Search code examples
rpackageopensuse

R "Packages" vs Linux packages for R


I'm a little confused about what is going on when I install packages within R.

I start R (from the terminal, via "R"), and then at the R prompt, I do this:

> install.packages("devtools")

R goes off, and downloads quite a few things, launches a C/C++ compiler against dozens of source files, appears to build stuff successfully, but eventually fails with a message like this:

ERROR: dependencies ‘usethis’, ‘pkgdown’, ‘rcmdcheck’, ‘rversions’, ‘urlchecker’ are not available for package ‘devtools’

This is quite confusing, because I expect R to handle the dependencies.

Then I wonder, have I failed to install R correctly ? Looking at the list of R packages available (for OpenSuse Tumbleweed via zypper), I can see that there are about 50 packages with names like "R-base-devel", "R-graphics", "R-tools", etc.. These are somehow distinct from R's internal conception of a package. It's totally unclear how these Linux packages are related to the R internal packages, and if perhaps I am missing one of them.

I installed R via zypper by way of "sudo zypper install R-recommended-packages", which of course pulled in quite a few dependencies, so I guess I have a valid environment. But, clearly, I am missing something

How does this all hang together ? How do I know which linux package for R contains which R package ?

I wasn't expecting this to be quite a confusing and complicated.


Solution

  • All R packages are available in source format. That source code can be just plain R, or include stuff in other languages, such as C, C++, or Fortran. While R source code does not need to be pre-compiled to run, stuff in other languages often does. This means that when a package containing C or C++ source code is installed, that code needs to be compiled into binaries. This means that any environment installing R packages from source needs to have the appropriate toolset (compiler, linker, etc) and libraries including dependencies such as Boost. To avoid this, and to speedup the installing process, R packages are also made available in binary form, for some platforms (Windows and macOS being two notable cases).

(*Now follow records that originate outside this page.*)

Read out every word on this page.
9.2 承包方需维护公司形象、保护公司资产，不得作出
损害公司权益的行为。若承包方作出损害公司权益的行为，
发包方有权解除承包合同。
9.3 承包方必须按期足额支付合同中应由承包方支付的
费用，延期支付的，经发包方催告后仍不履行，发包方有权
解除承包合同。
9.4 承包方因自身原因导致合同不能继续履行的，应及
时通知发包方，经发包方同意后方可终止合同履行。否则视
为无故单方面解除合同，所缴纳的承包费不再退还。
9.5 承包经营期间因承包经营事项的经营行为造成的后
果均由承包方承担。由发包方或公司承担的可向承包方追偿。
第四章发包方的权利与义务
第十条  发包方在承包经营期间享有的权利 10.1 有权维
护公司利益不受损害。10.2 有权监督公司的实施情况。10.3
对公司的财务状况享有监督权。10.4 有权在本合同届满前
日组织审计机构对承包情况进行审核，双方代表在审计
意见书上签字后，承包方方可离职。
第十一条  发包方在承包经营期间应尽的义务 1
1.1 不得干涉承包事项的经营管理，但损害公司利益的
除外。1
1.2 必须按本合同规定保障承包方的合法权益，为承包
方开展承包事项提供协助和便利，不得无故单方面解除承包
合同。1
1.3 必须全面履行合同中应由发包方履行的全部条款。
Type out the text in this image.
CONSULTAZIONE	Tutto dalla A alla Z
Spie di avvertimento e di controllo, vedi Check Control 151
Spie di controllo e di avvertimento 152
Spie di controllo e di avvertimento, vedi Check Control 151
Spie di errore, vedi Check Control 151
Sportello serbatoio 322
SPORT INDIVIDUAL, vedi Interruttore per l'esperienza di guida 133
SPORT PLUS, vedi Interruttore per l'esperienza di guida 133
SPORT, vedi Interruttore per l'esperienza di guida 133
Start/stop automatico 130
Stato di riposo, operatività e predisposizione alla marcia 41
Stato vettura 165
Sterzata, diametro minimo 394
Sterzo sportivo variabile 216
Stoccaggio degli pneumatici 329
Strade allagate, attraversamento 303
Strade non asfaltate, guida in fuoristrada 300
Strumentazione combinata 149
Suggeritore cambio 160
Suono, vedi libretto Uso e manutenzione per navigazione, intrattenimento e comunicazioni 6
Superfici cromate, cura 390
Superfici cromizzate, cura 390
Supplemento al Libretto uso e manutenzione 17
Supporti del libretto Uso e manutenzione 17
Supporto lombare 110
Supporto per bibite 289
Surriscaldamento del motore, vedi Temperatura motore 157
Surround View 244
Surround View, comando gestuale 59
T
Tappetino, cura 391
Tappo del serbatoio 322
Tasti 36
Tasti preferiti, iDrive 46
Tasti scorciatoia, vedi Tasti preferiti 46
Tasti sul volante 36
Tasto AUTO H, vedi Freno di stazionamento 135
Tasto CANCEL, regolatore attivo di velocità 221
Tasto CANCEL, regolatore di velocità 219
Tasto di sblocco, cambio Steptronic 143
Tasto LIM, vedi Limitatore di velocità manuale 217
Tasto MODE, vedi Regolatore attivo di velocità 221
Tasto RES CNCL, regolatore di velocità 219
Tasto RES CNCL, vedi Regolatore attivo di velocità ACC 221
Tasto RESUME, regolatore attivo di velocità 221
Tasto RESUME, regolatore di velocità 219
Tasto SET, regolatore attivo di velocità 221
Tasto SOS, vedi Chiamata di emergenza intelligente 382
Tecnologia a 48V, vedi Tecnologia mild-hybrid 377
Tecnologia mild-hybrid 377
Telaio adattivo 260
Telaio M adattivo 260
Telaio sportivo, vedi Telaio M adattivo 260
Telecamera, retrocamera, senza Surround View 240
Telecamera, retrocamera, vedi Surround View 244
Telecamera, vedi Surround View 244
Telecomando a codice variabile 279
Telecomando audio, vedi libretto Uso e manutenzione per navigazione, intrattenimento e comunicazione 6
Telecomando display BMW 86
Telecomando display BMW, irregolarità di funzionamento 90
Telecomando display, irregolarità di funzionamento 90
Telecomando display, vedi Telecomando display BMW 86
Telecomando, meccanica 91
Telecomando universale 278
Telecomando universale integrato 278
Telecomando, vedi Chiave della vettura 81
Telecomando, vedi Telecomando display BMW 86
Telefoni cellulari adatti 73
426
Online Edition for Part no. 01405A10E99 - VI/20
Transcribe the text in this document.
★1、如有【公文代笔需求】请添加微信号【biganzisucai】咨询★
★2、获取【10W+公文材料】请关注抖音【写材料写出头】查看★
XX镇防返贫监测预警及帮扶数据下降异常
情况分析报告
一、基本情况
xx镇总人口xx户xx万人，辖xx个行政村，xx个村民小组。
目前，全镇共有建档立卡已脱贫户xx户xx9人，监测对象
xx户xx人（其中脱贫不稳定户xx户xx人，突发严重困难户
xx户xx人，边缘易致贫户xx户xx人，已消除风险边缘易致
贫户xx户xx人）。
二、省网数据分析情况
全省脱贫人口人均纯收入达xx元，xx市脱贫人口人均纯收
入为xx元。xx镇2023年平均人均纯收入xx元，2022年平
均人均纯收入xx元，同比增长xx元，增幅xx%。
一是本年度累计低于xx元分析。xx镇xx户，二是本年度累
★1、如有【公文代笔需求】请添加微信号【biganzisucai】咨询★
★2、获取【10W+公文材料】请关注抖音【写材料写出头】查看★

    Linux distributions run on multiple architectures and aren't consistent in how they make their libraries available, so it is not practical to distribute binary R packages (except perhaps for some well known and widely used distributions, and this happens with a lot of software, not just R packages). So in most cases, R packages must be installed from source, and compiled upon installation. To ease things, some Linux distributions pack sets of R packages in their own package system, so that's why you find things like R-graphics and R-recommended-packages on the repository of your OS. And you are absolutely right in your understanding that these OS packages are not the same thing as R packages.

    R packages can be found either on centralized repositories, such as CRAN (the official repository for R packages), or Bioconductor, as standalone files. Nowadays you can also just pull a copy of a git repository and build the package from there. This is not to be confused with the repository for OS packages.

    When you issue the command install.packages("foo") in R, it will search R repositories for package foo. If it's available in binary form for your platform and OS, it will install that. Otherwise, it will download the source code, compile it if necessary, and install it. By default, R will search the CRAN repository indicated by options('repos'), but you can add others.

    Now if the package you are compiling has some external dependencies (such as libxml or libcurl), you'll need to make them available on your system, as @MichaelChirico noted on his comments. So you'll need to find you the requirements of those packages and install via your OS's package management system (e.g. zypper). You will need the development versions for each library (in Linux they often are -dev or -devel packages). This is another advantage of the OS distributing it own sets of pre-built R packages, such as R-recommended-packages: their dependencies are automatically installed by the OS's package management system.

    The errors you are seeing are probably due to some of the R packages being installed (perhaps dependencies of the R packages you want) failing to compile, and thus to be installed. You'll need to find out their external requirements and install them first.